Tel est également le cas de l'article 20 bis, dont les dispositions relèvent du domaine de la loi de financement de la sécurité sociale.

Quant aux trois articles 27, 28 et 29 relatifs aux ordonnances, les habilitations qu'ils prévoient me paraissent indispensables compte tenu du caractère très technique des dispositions qui doivent être élaborées, de surcroît dans des délais assez brefs.

L'article 30 bis A crée les actions de groupe dans le domaine de la santé. Je ne suis pas opposé sur le fond, mais j'estime qu'une réforme de cette ampleur ne peut être menée au détour d'un amendement sur un texte dont ce n'est pas l'objet, sans aucune concertation avec les associations de patients, les entreprises et les ministères concernés, et aucune étude d'impact. Surtout, tel qu'il est rédigé, l'amendement limite les actions de groupe aux associations qui ne reçoivent pas de subventions, ce qui restreint considérablement son champ. De plus, l'action de groupe que vous proposez ne permettrait pas d'offrir une indemnisation personnalisée aux victimes, à la hauteur des préjudices subis. Enfin, vous ne précisez pas si vous êtes dans un système d'opt in ou opt out, qui permet en fait d'engager une action sans que les victimes soient consultées. Cette mesure ferait utilement l'objet d'un texte spécifique, mais nous ne pouvons l'adopter telle quelle.

Comme vous le voyez, les dispositions restant en discussion sont nombreuses, tout comme les points de désaccord. Certains sont pour moi non négociables, comme ils sont non négociables, et je le comprends, pour nos collègues du Sénat.
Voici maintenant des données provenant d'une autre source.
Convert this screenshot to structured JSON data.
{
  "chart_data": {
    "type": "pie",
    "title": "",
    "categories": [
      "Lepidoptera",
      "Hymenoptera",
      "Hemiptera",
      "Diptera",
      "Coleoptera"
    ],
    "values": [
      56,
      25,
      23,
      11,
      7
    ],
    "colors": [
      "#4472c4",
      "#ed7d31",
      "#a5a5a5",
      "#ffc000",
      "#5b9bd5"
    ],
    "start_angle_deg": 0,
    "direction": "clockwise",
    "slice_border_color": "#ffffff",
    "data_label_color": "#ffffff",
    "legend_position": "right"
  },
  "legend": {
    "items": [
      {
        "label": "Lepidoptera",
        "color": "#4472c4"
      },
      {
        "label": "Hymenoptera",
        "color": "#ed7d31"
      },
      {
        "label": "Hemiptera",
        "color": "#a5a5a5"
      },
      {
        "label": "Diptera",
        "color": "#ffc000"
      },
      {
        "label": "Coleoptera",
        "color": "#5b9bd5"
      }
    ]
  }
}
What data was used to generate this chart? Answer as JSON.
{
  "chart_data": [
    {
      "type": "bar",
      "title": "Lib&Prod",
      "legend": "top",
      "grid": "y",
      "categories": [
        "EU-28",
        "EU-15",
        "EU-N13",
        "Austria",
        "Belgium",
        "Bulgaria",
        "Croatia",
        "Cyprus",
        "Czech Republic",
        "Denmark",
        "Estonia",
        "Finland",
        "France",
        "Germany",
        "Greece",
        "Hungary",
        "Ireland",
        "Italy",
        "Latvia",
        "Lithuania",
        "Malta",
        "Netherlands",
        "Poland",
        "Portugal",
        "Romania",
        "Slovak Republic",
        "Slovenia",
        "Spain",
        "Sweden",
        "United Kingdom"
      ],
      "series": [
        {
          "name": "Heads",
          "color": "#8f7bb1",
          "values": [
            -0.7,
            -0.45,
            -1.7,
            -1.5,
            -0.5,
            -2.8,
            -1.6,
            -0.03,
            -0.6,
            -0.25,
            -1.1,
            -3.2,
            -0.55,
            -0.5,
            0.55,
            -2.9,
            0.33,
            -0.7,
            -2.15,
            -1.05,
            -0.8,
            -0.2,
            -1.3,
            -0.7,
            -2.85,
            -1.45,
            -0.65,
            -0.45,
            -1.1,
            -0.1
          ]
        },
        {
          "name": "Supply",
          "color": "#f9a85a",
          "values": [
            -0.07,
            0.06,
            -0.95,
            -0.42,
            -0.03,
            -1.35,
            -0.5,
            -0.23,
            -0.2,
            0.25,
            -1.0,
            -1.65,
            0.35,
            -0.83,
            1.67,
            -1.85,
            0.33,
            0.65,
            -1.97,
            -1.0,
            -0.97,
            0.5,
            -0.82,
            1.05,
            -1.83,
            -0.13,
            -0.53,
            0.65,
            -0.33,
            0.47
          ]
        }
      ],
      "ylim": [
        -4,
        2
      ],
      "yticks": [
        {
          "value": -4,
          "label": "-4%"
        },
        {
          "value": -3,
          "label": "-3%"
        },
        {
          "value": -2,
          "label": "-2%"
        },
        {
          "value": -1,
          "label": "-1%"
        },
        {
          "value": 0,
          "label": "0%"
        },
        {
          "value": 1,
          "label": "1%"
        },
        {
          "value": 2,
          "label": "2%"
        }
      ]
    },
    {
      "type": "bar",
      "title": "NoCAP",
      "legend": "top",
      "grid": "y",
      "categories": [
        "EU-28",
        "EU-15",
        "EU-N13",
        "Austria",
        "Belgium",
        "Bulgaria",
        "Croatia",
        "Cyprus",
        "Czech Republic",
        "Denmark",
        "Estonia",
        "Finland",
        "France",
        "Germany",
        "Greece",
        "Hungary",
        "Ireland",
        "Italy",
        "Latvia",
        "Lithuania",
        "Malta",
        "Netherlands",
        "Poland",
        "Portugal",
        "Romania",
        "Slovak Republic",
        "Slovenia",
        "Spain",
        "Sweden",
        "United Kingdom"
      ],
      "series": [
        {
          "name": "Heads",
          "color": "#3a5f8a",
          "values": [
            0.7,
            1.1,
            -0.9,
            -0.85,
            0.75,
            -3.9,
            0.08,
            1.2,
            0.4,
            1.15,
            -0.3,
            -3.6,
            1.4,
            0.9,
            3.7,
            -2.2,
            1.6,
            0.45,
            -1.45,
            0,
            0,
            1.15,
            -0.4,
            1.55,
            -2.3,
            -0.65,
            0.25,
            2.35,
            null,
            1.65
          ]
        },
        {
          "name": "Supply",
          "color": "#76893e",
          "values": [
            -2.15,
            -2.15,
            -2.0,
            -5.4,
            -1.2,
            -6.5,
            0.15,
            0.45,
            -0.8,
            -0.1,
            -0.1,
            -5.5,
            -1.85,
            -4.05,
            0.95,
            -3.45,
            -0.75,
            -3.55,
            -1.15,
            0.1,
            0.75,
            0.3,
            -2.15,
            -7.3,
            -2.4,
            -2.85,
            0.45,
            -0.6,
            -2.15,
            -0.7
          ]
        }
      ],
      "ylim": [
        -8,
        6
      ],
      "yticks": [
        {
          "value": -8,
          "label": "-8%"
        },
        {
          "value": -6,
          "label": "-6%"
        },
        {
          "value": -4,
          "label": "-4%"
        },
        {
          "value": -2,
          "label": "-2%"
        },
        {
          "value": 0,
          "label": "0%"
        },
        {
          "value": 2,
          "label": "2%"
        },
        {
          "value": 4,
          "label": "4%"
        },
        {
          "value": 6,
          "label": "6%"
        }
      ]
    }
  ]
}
Si nous voulions que la commission mixte paritaire aboutisse, il faudrait donc soit passer des compromis boiteux et peu lisibles pour nos concitoyens, soit que l'une de nos assemblées renonce à la quasi-totalité du texte qu'elle a adopté. Vous proposez d'engager la discussion des articles. Très bien. J'estime pour ma part que le texte issu de l'Assemblée nationale est équilibré et je refuse d'adopter les positions jusqu'au-boutistes du Sénat. Je vous remercie.